Fares Arfa

Personal information
- Nationality: Canada
- Born: October 16, 1994 (age 31) Béjaïa, Algeria
- Home town: Laval, Quebec, Canada
- Height: 188 cm (6 ft 2 in)
- Weight: 90 kg (198 lb)

Sport
- Sport: Fencing
- College team: Ohio State University

Medal record
Men's fencing
Representing Canada
Pan American Games
| Gold medal – first place | 2023 Santiago | Team sabre |
| Silver medal – second place | 2019 Lima | Team sabre |
| Bronze medal – third place | 2023 Santiago | Sabre |
Pan American Fencing Championships
| Silver medal – second place | 2025 Rio de Janeiro | Team |
| Silver medal – second place | 2024 Lima | Team Sabre |
| Silver medal – second place | 2023 Lima | Team sabre |
| Silver medal – second place | 2022 Ascuncion | Team sabre |
| Silver medal – second place | 2019 Toronto | Team sabre |
| Silver medal – second place | 2018 Havana | Team sabre |
| Silver medal – second place | 2017 Montreal | Team sabre |
| Bronze medal – third place | 2024 Lima | Sabre |
Pan American Junior Fencing Championships
| Gold medal – first place | 2014 Guatemala City | Sabre |

= Fares Arfa =

Canadian fencer (born 1994)

Farès Arfa (born October 16, 1994) is a Canadian fencer in the sabre discipline.
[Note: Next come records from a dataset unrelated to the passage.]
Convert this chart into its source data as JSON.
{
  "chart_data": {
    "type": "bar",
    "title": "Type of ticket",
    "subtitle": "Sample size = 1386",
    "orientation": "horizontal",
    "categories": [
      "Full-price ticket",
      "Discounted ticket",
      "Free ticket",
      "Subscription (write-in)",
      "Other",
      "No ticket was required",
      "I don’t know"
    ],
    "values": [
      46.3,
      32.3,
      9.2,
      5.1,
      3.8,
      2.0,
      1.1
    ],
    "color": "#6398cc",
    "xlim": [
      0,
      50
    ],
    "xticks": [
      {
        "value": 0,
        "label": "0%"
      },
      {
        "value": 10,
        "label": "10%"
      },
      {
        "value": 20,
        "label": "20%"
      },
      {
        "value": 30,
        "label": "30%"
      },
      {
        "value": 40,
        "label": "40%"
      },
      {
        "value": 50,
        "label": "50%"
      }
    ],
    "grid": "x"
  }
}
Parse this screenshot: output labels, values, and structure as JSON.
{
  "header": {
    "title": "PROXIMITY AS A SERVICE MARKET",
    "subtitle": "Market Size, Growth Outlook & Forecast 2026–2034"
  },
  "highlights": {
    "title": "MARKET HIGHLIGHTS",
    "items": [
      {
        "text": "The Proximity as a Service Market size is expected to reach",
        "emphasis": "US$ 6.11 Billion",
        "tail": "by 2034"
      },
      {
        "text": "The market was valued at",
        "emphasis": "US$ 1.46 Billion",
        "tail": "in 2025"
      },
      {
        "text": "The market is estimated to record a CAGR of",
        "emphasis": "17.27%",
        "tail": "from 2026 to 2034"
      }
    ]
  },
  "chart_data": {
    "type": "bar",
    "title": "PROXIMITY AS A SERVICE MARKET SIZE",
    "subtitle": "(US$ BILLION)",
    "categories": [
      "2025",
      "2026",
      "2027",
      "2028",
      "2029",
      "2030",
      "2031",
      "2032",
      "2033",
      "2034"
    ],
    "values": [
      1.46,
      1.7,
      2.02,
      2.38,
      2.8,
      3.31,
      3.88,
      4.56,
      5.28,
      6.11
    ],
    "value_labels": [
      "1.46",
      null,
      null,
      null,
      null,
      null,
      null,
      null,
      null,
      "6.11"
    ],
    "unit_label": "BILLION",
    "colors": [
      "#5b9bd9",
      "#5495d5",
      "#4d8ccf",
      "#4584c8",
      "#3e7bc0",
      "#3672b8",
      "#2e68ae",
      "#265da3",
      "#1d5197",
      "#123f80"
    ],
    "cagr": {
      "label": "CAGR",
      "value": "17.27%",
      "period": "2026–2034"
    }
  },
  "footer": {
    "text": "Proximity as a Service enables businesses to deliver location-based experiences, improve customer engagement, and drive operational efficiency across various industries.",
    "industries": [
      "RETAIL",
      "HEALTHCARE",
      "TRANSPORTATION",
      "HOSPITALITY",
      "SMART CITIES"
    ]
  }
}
Arfa has won multiple medals at the Pan American level. At the Paris 2024 Olympics he fenced in both the Individual Sabre event as well as the Team Sabre event.

==Career==
Arfa's first major international result came in 2014, when he won the gold medal at the Pan American Junior Fencing Championships in Guatemala City. Arfa was part of the last five Pan American Fencing Championships sabre team who won the silver medal, losing to the United States each time. At the 2022 World Fencing Championships in Cairo, Egypt, Arfa finished 16th in the individual event, the highest placing for Arfa at the event.

===Pan American Games===
Arfa has won a medal of each colour at the Pan American Games. Arfa made his Pan American Games debut at the 2019 Pan American Games in Lima, Peru, where he won the silver medal in the team sabre event. Four years later Arfa was named to his second Pan American Games team. At the 2023 Pan American Games, Arfa won the gold medal in the men's team sabre event and the bronze medal in the individual event.

===2024 Olympics===
In 2024, Arfa helped Canada qualify a sabre team for the 2024 Summer Olympics for the first time since 1996. Arfa was officially named to Canada's 2024 Olympic team in April 2024. In the first round of the men's individual sabre competition, Arfa defeated three-time reigning Olympic champion Áron Szilágyi of Hungary by 15-8, serving Szilágyi his first Olympic defeat since 2008. He then won his second round match against Boladé Apithy of France by 15-8 before falling in the quarterfinal 13-15 to the South Korean former world champion and eventual gold medalist Oh Sang-uk. During the 2024 Paris Olympics Arfa led the Canadian Men's Sabre Team to finish 8th. Additionally, as an individual Arfa made it to the quarter finals.